How to combat seasonal affective disorder

Hannah Smith, Contributing writer

For many, there is no doubt that living and going to school in the Upper Peninsula is an amazing experience. Mother Superior is only minutes away; you are surrounded by incredible hiking trails, beautiful sunsets and the opportunity to partake in winter sports and activities. Although the fluffy white winters are loved by many Yoopers, they do come with a downside – A lack of sunshine and shortened days.

During the U.P.’s long winters, some residents, including students at NMU, fall victim to seasonal affective disorder.

“We [U.P. residents] have a greater risk factor of developing SAD because the seasonal effects are stronger since we are farther away from the equator,” Jon Barch, an assistant professor in the psychology department, said.

SAD often develops from a biochemical imbalance in the brain that occurs when there is less sunlight absorption. It is called seasonal affective disorder because it truly happens seasonally, mostly in the winter months when the sun is not out as much. According to the American Psychiatric Association, around 5% of adults experience symptoms of SAD.

According to Barch some symptoms can include loss of interest in everyday activities, trouble getting out of bed, sleeping too much, trouble sleeping, feeling hopeless, struggling with appetite and other typical symptoms of depression. Barch also said that taking Vitamin D supplements can help offset these symptoms.

“Mental health awareness is important because mental health struggles can be so isolating,” Mia Hickey, social media coordinator for Mind Your Health, a student organization dedicated to breaking the stigmas surrounding mental health, said. “I never want anyone to feel alone in their struggle.”

One way to help combat SAD is the use of light therapy. Sun lamps – lights that mimic the sun’s brightness and stimulates people to manufacture more Vitamin D – can be found in the Lydia M. Olsen Library and on the second floor of The Science Building. These sun lamps are often called happy lamps. You can even find fairly cheap versions of these sun lamps online so you can enjoy them in the comfort of your own room.

Graduate student Lauren Rotundo says that she finds comfort in using her sun lamp when she is feeling down or even if she is just having a rough day.

“It is actually very relaxing to sit under the light with my eyes closed. It is almost a form of meditation for me,” Rotundo said. “It allows for me to have some time to myself and enjoy the light.”

Abby Moffett, a graduate student getting her master’s in psychology, swears by going out and getting fresh air and some sun to help make herself feel better.

“It is essential that students find something that they enjoy and try to filter in breaks from school and work to go do those things,” Moffett said. “For me, I like to go on hikes, take my dog for a walk or simply sit by the lake.
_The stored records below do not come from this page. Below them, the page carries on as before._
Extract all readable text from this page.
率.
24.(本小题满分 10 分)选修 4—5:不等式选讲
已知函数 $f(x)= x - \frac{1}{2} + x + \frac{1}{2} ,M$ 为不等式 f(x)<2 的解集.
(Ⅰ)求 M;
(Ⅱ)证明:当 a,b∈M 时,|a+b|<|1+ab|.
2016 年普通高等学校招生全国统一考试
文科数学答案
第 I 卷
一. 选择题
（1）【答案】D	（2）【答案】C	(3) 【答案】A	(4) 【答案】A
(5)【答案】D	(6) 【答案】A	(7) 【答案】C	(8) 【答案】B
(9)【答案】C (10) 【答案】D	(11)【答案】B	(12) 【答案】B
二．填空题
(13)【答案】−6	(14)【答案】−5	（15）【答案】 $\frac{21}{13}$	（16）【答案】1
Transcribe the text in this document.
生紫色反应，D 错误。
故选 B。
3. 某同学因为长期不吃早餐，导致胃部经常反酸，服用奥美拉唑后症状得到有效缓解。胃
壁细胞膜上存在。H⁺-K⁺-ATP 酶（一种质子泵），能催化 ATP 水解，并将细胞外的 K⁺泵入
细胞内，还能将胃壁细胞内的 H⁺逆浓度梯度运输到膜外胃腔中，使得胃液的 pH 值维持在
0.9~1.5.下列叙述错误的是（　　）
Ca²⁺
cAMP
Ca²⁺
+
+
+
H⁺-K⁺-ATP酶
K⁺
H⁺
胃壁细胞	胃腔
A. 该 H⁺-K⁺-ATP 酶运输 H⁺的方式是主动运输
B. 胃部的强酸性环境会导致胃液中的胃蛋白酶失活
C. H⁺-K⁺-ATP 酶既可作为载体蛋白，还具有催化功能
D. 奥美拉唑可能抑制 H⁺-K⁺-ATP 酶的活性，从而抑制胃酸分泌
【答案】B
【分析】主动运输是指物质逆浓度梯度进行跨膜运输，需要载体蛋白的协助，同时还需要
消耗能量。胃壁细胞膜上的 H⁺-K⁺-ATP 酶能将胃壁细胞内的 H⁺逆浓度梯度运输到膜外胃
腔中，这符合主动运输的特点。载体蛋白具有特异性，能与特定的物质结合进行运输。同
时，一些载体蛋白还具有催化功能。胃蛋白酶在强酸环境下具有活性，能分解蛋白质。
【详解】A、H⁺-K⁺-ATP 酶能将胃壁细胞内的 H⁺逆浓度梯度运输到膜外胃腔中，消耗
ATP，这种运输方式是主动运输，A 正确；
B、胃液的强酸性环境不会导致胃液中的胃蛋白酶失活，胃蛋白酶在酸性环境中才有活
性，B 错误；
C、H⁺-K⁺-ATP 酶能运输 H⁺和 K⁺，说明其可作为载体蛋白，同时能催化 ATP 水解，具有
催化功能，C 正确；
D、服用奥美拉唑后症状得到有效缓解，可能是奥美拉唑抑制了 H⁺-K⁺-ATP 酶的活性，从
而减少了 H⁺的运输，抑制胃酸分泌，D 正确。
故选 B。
Doing these activities forces me to get out of my house and stay active.”

Many students experience the effects of SAD and it is important to know and understand the symptoms so you can get the proper help and care. However, it is crucial to remember that you are not alone when it comes to mental health struggles.

“Seasonal affective disorder or any other mental or physical health-related problem can sometimes make people feel like you are different, or lesser, or alone. I just want to remind people just how common these types of experiences are,” Barch said. “There is no shame in seeking help for this, anytime you think you need help ask for it. Help is usually available.”

Northern has many resources that allow students in need to talk to licensed therapists during difficult times. Nick Jones, a senior majoring in marketing said that Northern’s mental health facilities really helped him get through tough times.

“I went to NMU counseling when I was having a lot of problems,” Jones said. “They got me an appointment within a few days and I was able to talk to someone that helped me walk through the issues I had.”

Besides using light therapy or psychotherapy (talking to a therapist), there are many other ways to combat SAD. Prioritizing social activities often helps people fight off the wintertime blues. According to Hickey, surrounding yourself in a positive environment with supportive people is a significantly helpful way to help with seasonal depression.

Hickey, also states that other ways to help fight off the symptoms of SAD include journaling, soaking up whatever sun you can, staying active and sticking to a schedule.

If you want to learn more about what NMU’s Mental Health facilities consist of, you can find more information by calling 906-227-2980. In addition, if you or someone you know are having thoughts about hurting themselves, the National Suicide Prevention Lifeline is 800-273-8255.